Easy Butter Chicken

~Recipe Credit: Mummy Bobat~



  • 500g cubed or stripped boneless chicken
  • 5 tsp tandoori masala
  • 1/2 tsp ginger garlic paste
  • 1 tsp red chilli powder or to taste
  • 1/2 tsp turmeric powder
  • 1/2 tsp salt
  • 1 tbsp yoghurt


  • 3 tbsp butter
  • 2 tbsp oil
  • 1 medium onion (grated)
  • 1tsp kasturi methi
  • 1/2 tsp ginger garlic paste
  • 1 tsp green chillies or to taste
  • 1/2 tin or 200ml tomato (grounded)
  • 1 tbsp tomato puree
  • 2 tbsp cashew powder
  • Salt to taste
  • 60 ml double cream
  • 1/2 tsp garam masala


  1. Recite Bismillah
  2. Marinate chicken in listed ingredients for 30 mins minimum.
  3. Heat butter and oil in a pan & cook onions on low heat till water evaporates
  4. Then add kasturi methi and braise for a few seconds
  5. Then add ginger/garlic and green chillies and cook for a few seconds on medium to low heat
  6. Add tinned tomato, tomato puree and cashew powder.
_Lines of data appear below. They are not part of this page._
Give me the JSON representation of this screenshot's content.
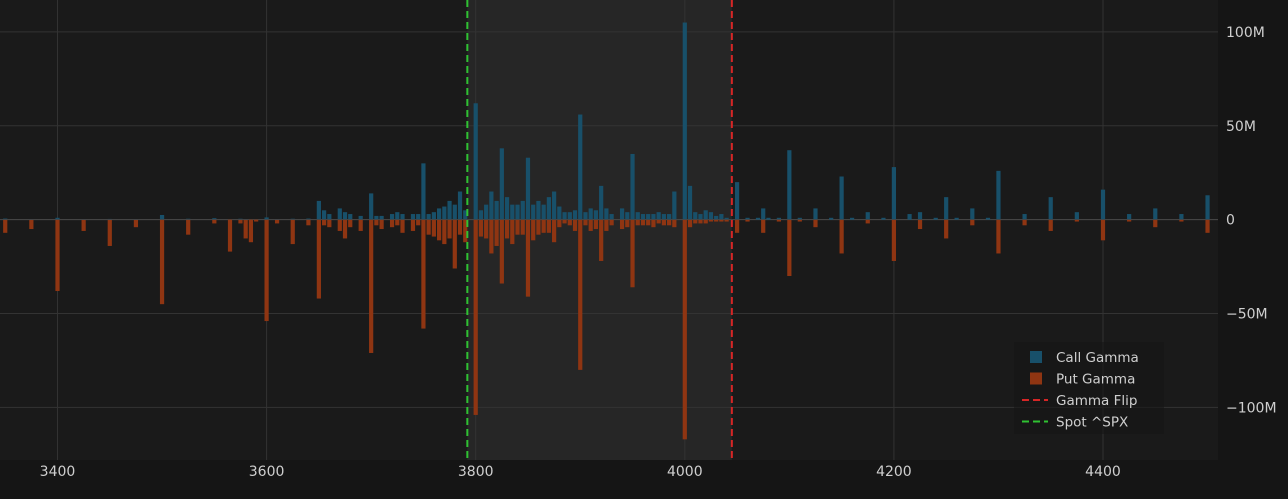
{
  "chart_data": {
    "type": "bar",
    "xlim": [
      3345,
      4510
    ],
    "ylim": [
      -128,
      117
    ],
    "x_ticks": [
      3400,
      3600,
      3800,
      4000,
      4200,
      4400
    ],
    "y_ticks": [
      100,
      50,
      0,
      -50,
      -100
    ],
    "y_tick_labels": [
      "100M",
      "50M",
      "0",
      "−50M",
      "−100M"
    ],
    "grid": true,
    "legend_position": "bottom-right",
    "shaded_region": [
      3792,
      4045
    ],
    "colors": {
      "background": "#151515",
      "plot_background": "#1a1a1a",
      "shade": "#262626",
      "grid": "#333333",
      "axis_text": "#cfcfcf",
      "call": "#18506a",
      "put": "#8f3512",
      "flip": "#d62626",
      "spot": "#2fc232"
    },
    "series": [
      {
        "name": "Call Gamma",
        "points": [
          [
            3350,
            0.6
          ],
          [
            3375,
            0.3
          ],
          [
            3400,
            1
          ],
          [
            3425,
            0.3
          ],
          [
            3450,
            0.4
          ],
          [
            3475,
            0.3
          ],
          [
            3500,
            2.5
          ],
          [
            3525,
            0.5
          ],
          [
            3550,
            0.8
          ],
          [
            3575,
            0.5
          ],
          [
            3580,
            0.3
          ],
          [
            3600,
            1.2
          ],
          [
            3610,
            0.3
          ],
          [
            3625,
            0.5
          ],
          [
            3640,
            0.6
          ],
          [
            3650,
            10
          ],
          [
            3655,
            5
          ],
          [
            3660,
            3
          ],
          [
            3670,
            6
          ],
          [
            3675,
            4
          ],
          [
            3680,
            3
          ],
          [
            3690,
            2
          ],
          [
            3700,
            14
          ],
          [
            3705,
            2
          ],
          [
            3710,
            2
          ],
          [
            3720,
            3
          ],
          [
            3725,
            4
          ],
          [
            3730,
            3
          ],
          [
            3740,
            3
          ],
          [
            3745,
            3
          ],
          [
            3750,
            30
          ],
          [
            3755,
            3
          ],
          [
            3760,
            4
          ],
          [
            3765,
            6
          ],
          [
            3770,
            7
          ],
          [
            3775,
            10
          ],
          [
            3780,
            8
          ],
          [
            3785,
            15
          ],
          [
            3790,
            5
          ],
          [
            3800,
            62
          ],
          [
            3805,
            5
          ],
          [
            3810,
            8
          ],
          [
            3815,
            15
          ],
          [
            3820,
            10
          ],
          [
            3825,
            38
          ],
          [
            3830,
            12
          ],
          [
            3835,
            8
          ],
          [
            3840,
            8
          ],
          [
            3845,
            10
          ],
          [
            3850,
            33
          ],
          [
            3855,
            8
          ],
          [
            3860,
            10
          ],
          [
            3865,
            8
          ],
          [
            3870,
            12
          ],
          [
            3875,
            15
          ],
          [
            3880,
            7
          ],
          [
            3885,
            4
          ],
          [
            3890,
            4
          ],
          [
            3895,
            5
          ],
          [
            3900,
            56
          ],
          [
            3905,
            4
          ],
          [
            3910,
            6
          ],
          [
            3915,
            5
          ],
          [
            3920,
            18
          ],
          [
            3925,
            6
          ],
          [
            3930,
            3
          ],
          [
            3940,
            6
          ],
          [
            3945,
            4
          ],
          [
            3950,
            35
          ],
          [
            3955,
            4
          ],
          [
            3960,
            3
          ],
          [
            3965,
            3
          ],
          [
            3970,
            3
          ],
          [
            3975,
            4
          ],
          [
            3980,
            3
          ],
          [
            3985,
            3
          ],
          [
            3990,
            15
          ],
          [
            4000,
            105
          ],
          [
            4005,
            18
          ],
          [
            4010,
            4
          ],
          [
            4015,
            3
          ],
          [
            4020,
            5
          ],
          [
            4025,
            4
          ],
          [
            4030,
            2
          ],
          [
            4035,
            3
          ],
          [
            4040,
            1
          ],
          [
            4050,
            20
          ],
          [
            4060,
            1
          ],
          [
            4070,
            1
          ],
          [
            4075,
            6
          ],
          [
            4080,
            1
          ],
          [
            4090,
            1
          ],
          [
            4100,
            37
          ],
          [
            4110,
            1
          ],
          [
            4125,
            6
          ],
          [
            4140,
            1
          ],
          [
            4150,
            23
          ],
          [
            4160,
            1
          ],
          [
            4175,
            4
          ],
          [
            4190,
            1
          ],
          [
            4200,
            28
          ],
          [
            4215,
            3
          ],
          [
            4225,
            4
          ],
          [
            4240,
            1
          ],
          [
            4250,
            12
          ],
          [
            4260,
            1
          ],
          [
            4275,
            6
          ],
          [
            4290,
            1
          ],
          [
            4300,
            26
          ],
          [
            4325,
            3
          ],
          [
            4350,
            12
          ],
          [
            4375,
            4
          ],
          [
            4400,
            16
          ],
          [
            4425,
            3
          ],
          [
            4450,
            6
          ],
          [
            4475,
            3
          ],
          [
            4500,
            13
          ]
        ]
      },
      {
        "name": "Put Gamma",
        "points": [
          [
            3350,
            -7
          ],
          [
            3375,
            -5
          ],
          [
            3400,
            -38
          ],
          [
            3425,
            -6
          ],
          [
            3450,
            -14
          ],
          [
            3475,
            -4
          ],
          [
            3500,
            -45
          ],
          [
            3525,
            -8
          ],
          [
            3550,
            -2
          ],
          [
            3565,
            -17
          ],
          [
            3575,
            -2
          ],
          [
            3580,
            -10
          ],
          [
            3585,
            -12
          ],
          [
            3590,
            -1
          ],
          [
            3600,
            -54
          ],
          [
            3610,
            -2
          ],
          [
            3625,
            -13
          ],
          [
            3640,
            -3
          ],
          [
            3650,
            -42
          ],
          [
            3655,
            -3
          ],
          [
            3660,
            -4
          ],
          [
            3670,
            -6
          ],
          [
            3675,
            -10
          ],
          [
            3680,
            -4
          ],
          [
            3690,
            -6
          ],
          [
            3700,
            -71
          ],
          [
            3705,
            -3
          ],
          [
            3710,
            -5
          ],
          [
            3720,
            -4
          ],
          [
            3725,
            -3
          ],
          [
            3730,
            -7
          ],
          [
            3740,
            -6
          ],
          [
            3745,
            -3
          ],
          [
            3750,
            -58
          ],
          [
            3755,
            -8
          ],
          [
            3760,
            -9
          ],
          [
            3765,
            -11
          ],
          [
            3770,
            -13
          ],
          [
            3775,
            -10
          ],
          [
            3780,
            -26
          ],
          [
            3785,
            -8
          ],
          [
            3790,
            -12
          ],
          [
            3800,
            -104
          ],
          [
            3805,
            -9
          ],
          [
            3810,
            -10
          ],
          [
            3815,
            -18
          ],
          [
            3820,
            -14
          ],
          [
            3825,
            -34
          ],
          [
            3830,
            -10
          ],
          [
            3835,
            -13
          ],
          [
            3840,
            -8
          ],
          [
            3845,
            -8
          ],
          [
            3850,
            -41
          ],
          [
            3855,
            -11
          ],
          [
            3860,
            -8
          ],
          [
            3865,
            -7
          ],
          [
            3870,
            -7
          ],
          [
            3875,
            -12
          ],
          [
            3880,
            -4
          ],
          [
            3885,
            -2
          ],
          [
            3890,
            -3
          ],
          [
            3895,
            -6
          ],
          [
            3900,
            -80
          ],
          [
            3905,
            -3
          ],
          [
            3910,
            -6
          ],
          [
            3915,
            -5
          ],
          [
            3920,
            -22
          ],
          [
            3925,
            -6
          ],
          [
            3930,
            -3
          ],
          [
            3940,
            -5
          ],
          [
            3945,
            -4
          ],
          [
            3950,
            -36
          ],
          [
            3955,
            -3
          ],
          [
            3960,
            -3
          ],
          [
            3965,
            -3
          ],
          [
            3970,
            -4
          ],
          [
            3975,
            -2
          ],
          [
            3980,
            -3
          ],
          [
            3985,
            -3
          ],
          [
            3990,
            -4
          ],
          [
            4000,
            -117
          ],
          [
            4005,
            -4
          ],
          [
            4010,
            -2
          ],
          [
            4015,
            -2
          ],
          [
            4020,
            -2
          ],
          [
            4025,
            -1
          ],
          [
            4030,
            -1
          ],
          [
            4035,
            -1
          ],
          [
            4040,
            -1
          ],
          [
            4050,
            -7
          ],
          [
            4060,
            -1
          ],
          [
            4075,
            -7
          ],
          [
            4090,
            -1
          ],
          [
            4100,
            -30
          ],
          [
            4110,
            -1
          ],
          [
            4125,
            -4
          ],
          [
            4150,
            -18
          ],
          [
            4175,
            -2
          ],
          [
            4200,
            -22
          ],
          [
            4225,
            -5
          ],
          [
            4250,
            -10
          ],
          [
            4275,
            -3
          ],
          [
            4300,
            -18
          ],
          [
            4325,
            -3
          ],
          [
            4350,
            -6
          ],
          [
            4375,
            -1
          ],
          [
            4400,
            -11
          ],
          [
            4425,
            -1
          ],
          [
            4450,
            -4
          ],
          [
            4475,
            -1
          ],
          [
            4500,
            -7
          ]
        ]
      }
    ],
    "reference_lines": [
      {
        "name": "Gamma Flip",
        "x": 4045,
        "color": "#d62626"
      },
      {
        "name": "Spot ^SPX",
        "x": 3792,
        "color": "#2fc232"
      }
    ]
  }
}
Cook on medium to low heat till oil releases
  7. Meanwhile, heat about 3 tbsp of oil in a griddle pan. Fry the chicken till charred.
  8. Add chicken and all its juices to the gravy. (Make sure the juices from the griddle pan are put in! You can also add boiling water to the griddle pan to remove the charred chicken flavour and add to the gravy)
  9. Add cream, salt and garam masala and simmer on low heat and serve with hot hot naans!